I'll end up with a work that keeps me neither in the cold nor heat: while I agree that the Lynne Cohen photographs are architecturally very pertinent, I cannot amend myself to filled these spaces with equal amounts of mysteries, so I tend to prefer the spa and laboratories photographs over those presenting halls and classes. Sort of like a Candida Hofer, maybe her works should always be presented in strict series rather than intertwined as they were here. I wish they would have presented, say, the whole Spa series. I think Spa is one of the landmark series of contemporary photography. But isn't this your typical documentary, like I accused Douglas of doing above? No, here the shots seem calculated for their plasticity: the effect
is often flat and acknowledging of a grid. These are structural studies. while ome of the Douglas photos seemed almost touristic.


Ok well, 14 works I didn't like versus 10 that I liked means that it is not so bad
afterall. But my problem was with the 14 works I disliked being works
I strongly disliked and mostly how even comparing the works I liked with those
I disliked I kept coming up with flat conceptual canvases. Maybe I am a little
annoyed that those flat canvases still consist of the majority of what museums buy as contemporary arts, probably even as we speak.

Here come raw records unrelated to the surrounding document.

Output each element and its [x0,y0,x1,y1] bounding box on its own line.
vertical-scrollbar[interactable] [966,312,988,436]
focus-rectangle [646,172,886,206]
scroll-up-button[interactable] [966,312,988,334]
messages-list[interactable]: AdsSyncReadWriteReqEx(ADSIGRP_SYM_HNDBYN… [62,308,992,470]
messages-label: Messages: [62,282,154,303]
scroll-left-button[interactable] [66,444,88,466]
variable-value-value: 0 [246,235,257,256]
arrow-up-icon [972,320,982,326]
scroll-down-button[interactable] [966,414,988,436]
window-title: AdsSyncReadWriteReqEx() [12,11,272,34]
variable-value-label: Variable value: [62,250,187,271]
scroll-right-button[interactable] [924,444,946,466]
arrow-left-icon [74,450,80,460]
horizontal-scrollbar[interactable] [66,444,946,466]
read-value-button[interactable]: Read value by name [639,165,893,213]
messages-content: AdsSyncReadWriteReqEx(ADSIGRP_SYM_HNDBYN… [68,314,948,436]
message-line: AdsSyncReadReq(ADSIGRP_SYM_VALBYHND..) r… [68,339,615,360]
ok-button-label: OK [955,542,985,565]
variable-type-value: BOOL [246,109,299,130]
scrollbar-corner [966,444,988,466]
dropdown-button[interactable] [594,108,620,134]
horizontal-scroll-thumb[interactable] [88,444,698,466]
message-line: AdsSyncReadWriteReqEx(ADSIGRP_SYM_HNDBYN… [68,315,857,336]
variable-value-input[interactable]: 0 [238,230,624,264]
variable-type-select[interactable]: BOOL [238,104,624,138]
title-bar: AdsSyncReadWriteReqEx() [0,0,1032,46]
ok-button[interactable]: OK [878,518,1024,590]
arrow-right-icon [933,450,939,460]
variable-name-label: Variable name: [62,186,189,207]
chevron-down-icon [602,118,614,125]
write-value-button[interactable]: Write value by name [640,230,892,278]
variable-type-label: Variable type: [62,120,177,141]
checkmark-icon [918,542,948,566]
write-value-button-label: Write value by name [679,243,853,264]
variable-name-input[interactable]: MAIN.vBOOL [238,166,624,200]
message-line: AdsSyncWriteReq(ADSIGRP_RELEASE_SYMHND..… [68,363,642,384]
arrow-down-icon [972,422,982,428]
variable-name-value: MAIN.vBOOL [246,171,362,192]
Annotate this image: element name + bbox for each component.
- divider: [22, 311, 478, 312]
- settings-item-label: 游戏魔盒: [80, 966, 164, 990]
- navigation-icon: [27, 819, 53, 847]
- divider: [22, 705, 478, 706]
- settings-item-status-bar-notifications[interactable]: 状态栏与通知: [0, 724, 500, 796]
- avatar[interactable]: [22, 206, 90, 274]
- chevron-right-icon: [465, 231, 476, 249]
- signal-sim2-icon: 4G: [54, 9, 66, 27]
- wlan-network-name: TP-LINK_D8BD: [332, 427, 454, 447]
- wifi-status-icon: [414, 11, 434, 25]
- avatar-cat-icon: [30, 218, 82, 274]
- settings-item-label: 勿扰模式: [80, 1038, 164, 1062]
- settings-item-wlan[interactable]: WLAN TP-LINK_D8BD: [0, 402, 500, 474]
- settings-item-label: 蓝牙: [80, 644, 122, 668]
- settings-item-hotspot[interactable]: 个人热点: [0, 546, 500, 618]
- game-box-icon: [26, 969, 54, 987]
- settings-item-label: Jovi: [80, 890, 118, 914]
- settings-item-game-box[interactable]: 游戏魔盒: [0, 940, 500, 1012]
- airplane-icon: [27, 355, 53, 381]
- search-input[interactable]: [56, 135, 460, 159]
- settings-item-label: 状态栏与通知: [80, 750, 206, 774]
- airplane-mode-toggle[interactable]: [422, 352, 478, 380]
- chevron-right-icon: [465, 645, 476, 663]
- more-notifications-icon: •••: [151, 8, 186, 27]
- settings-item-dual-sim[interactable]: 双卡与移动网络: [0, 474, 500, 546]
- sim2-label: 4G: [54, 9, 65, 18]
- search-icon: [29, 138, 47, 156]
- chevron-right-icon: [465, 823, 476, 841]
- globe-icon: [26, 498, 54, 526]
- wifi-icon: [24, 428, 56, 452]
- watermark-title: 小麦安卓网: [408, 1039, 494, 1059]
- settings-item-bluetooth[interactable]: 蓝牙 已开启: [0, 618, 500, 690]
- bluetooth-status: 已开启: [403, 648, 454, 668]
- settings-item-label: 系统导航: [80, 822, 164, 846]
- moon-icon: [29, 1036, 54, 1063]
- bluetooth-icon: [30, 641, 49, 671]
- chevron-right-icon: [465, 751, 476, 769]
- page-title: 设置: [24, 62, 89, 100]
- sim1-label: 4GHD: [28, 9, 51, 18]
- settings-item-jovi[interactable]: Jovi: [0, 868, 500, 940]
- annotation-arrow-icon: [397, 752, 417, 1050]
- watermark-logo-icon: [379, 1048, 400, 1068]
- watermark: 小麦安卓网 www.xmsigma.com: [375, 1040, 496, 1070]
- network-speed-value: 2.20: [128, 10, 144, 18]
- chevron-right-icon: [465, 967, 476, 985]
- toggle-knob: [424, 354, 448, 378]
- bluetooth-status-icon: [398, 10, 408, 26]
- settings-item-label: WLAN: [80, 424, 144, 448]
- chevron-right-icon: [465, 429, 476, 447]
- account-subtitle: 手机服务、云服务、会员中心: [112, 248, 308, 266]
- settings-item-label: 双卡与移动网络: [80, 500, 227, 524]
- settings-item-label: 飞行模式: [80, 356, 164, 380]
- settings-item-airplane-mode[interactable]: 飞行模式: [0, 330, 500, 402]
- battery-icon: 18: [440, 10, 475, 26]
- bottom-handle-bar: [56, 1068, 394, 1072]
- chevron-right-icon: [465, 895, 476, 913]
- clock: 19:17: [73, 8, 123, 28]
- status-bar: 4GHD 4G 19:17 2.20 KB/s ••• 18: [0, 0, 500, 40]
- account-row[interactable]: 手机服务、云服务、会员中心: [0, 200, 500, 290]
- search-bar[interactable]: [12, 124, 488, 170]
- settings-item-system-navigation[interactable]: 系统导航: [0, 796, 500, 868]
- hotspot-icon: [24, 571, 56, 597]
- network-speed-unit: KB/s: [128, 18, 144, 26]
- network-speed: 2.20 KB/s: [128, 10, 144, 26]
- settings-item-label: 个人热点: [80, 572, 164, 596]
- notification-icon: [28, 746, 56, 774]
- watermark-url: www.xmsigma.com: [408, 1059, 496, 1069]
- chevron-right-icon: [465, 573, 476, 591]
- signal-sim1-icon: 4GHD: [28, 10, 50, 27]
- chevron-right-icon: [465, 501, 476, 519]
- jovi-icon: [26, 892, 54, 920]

I am afraid that by revealing trends, museums are simply telling artists what they want and the art that they should be doing.


I am worried of unrepresentation and fallacy caused by
lacks of means, or by museums listening too much to collector's
tastes who are buying art for their living room, or worst,
the hall at their corporate buildings.



Suddenly I realized how grey, soft blue and white
was popular in that exhibit. I am worried that a Lynne Cohen enters the museum easier because it looks better at the dentist's office who bought it.

Is that what this exhibition was telling me?